The line also became a serious obstacle to organizations whose offices line that very hallway. Students heading to the mailroom and members of WHRW 90.5 FM, Free Press, the Binghamton Review, PULSE and Pipe Dream were all blocked from accessing their offices by a considerable number of bodies — a problem when organizations are trying to pick up and drop off supplies for tabling. The line’s effect didn’t stop after it was gone, either. Bulletin boards were damaged and trash and spilled liquids left the hallway in dismal condition.

In addition, the line posed a safety hazard to students. If someone in the line had a medical emergency, it would have been extremely difficult for first responders to get to them and give them adequate medical attention. If a fire alarm had gone off, the already disorganized line would be transformed into a slow-moving stampede out of the building, risking someone getting injured.

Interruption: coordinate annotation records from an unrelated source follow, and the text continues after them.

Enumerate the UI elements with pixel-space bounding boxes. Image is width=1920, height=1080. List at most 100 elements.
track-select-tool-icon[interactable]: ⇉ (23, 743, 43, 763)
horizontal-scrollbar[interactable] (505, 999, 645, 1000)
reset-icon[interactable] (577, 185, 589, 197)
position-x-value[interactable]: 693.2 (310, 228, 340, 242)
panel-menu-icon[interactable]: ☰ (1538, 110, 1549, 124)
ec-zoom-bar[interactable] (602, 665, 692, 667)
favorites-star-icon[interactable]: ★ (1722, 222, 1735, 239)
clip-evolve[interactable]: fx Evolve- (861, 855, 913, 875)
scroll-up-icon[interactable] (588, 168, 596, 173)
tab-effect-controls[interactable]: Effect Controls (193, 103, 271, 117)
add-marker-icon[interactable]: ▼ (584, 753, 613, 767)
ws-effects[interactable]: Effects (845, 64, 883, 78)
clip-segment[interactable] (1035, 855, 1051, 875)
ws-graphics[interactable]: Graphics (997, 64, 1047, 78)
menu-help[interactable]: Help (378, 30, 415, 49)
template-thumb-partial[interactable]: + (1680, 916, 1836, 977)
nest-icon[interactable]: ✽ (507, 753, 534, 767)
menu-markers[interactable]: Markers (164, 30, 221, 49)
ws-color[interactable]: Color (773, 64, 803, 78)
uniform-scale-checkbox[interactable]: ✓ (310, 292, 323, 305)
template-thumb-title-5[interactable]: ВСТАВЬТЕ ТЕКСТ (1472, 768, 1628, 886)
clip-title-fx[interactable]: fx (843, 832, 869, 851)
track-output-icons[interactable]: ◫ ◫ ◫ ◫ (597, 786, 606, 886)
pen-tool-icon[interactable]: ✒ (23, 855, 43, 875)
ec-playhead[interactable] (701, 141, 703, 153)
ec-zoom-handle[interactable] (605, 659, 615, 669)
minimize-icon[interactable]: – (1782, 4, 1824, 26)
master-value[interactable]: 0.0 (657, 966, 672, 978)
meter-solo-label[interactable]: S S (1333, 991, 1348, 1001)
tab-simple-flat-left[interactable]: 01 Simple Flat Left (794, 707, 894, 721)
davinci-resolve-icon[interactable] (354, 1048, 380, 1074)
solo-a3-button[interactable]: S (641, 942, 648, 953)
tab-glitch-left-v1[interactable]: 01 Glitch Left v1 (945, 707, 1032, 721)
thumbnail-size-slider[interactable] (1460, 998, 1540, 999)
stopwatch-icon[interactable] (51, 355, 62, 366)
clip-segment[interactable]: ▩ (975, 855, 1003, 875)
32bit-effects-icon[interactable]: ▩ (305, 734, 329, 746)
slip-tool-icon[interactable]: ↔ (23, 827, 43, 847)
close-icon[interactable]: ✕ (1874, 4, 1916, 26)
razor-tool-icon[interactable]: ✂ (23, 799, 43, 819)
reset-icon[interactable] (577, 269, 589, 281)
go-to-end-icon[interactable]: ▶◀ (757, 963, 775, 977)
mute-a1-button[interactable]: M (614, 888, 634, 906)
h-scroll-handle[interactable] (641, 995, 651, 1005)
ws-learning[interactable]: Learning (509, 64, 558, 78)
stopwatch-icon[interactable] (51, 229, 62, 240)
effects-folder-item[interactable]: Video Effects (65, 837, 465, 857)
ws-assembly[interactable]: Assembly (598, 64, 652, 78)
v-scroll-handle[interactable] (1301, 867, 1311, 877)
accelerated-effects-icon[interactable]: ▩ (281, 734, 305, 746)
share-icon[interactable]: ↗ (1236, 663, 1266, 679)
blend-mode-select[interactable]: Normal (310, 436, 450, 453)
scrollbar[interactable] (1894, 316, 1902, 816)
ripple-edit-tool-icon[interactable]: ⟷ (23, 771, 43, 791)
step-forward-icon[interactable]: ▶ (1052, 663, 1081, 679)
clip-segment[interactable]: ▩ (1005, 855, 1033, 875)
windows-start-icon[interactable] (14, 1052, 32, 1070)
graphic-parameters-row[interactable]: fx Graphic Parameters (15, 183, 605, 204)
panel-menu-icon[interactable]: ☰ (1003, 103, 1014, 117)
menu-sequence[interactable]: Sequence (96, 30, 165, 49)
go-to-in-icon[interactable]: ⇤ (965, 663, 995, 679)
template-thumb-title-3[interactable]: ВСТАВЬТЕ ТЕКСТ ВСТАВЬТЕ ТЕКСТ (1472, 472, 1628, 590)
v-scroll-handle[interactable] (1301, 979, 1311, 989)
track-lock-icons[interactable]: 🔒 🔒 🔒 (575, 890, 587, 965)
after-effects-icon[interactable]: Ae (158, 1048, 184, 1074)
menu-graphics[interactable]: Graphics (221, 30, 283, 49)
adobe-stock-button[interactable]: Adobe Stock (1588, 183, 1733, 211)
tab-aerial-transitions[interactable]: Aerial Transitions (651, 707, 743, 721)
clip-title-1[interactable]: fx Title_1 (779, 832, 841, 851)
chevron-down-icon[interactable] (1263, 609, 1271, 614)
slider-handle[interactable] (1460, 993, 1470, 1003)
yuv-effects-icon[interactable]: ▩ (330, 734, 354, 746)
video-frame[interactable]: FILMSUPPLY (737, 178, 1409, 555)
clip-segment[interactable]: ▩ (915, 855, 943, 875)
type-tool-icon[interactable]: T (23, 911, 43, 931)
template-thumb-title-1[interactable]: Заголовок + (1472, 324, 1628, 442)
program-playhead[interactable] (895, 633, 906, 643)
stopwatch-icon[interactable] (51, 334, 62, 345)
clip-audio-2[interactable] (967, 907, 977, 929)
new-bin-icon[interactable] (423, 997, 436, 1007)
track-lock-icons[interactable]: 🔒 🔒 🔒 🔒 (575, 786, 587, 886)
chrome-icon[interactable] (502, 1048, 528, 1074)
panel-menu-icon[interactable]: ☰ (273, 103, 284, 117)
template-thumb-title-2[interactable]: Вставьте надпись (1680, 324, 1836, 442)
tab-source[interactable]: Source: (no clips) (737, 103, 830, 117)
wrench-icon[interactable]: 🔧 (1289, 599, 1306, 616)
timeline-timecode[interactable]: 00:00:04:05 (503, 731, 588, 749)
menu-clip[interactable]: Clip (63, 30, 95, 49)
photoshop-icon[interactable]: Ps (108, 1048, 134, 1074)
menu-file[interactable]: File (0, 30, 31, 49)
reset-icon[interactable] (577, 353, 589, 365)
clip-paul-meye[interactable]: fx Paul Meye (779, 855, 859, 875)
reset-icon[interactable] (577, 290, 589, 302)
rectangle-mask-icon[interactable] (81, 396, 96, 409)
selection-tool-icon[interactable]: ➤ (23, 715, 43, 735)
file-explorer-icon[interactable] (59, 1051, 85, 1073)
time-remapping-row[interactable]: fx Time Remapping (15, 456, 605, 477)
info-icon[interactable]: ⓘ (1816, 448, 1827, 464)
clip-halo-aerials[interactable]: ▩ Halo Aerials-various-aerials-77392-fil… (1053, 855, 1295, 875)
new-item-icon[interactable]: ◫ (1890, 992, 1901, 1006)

All of this leads the Editorial Board to ask: Why could the tickets not have been digital? Why could the distribution of tickets not take place outside? Why did UPD show up after the line became hectic and uncontrolled, and weren’t notified in advance about the need for crowd-control services by the SA? There are too many questions and not enough answers. Multiple SA officers did not respond to requests for comment, and Michelle Dao, executive vice president of the SA, refused to answer any questions about the situation or the SA’s considerations when planning ticket pickup.

The Editorial Board would like to recognize the efforts of the SA in creating a needed day of fun and relaxation, as well as UPD’s contribution to maintaining order where order was not had. Nevertheless, there is always room to improve, and when it comes to the safety of BU students, this improvement cannot wait. We’ve seen what ill-planned crowd control has done before — let’s do better for the next Spring Fling. Students deserve it.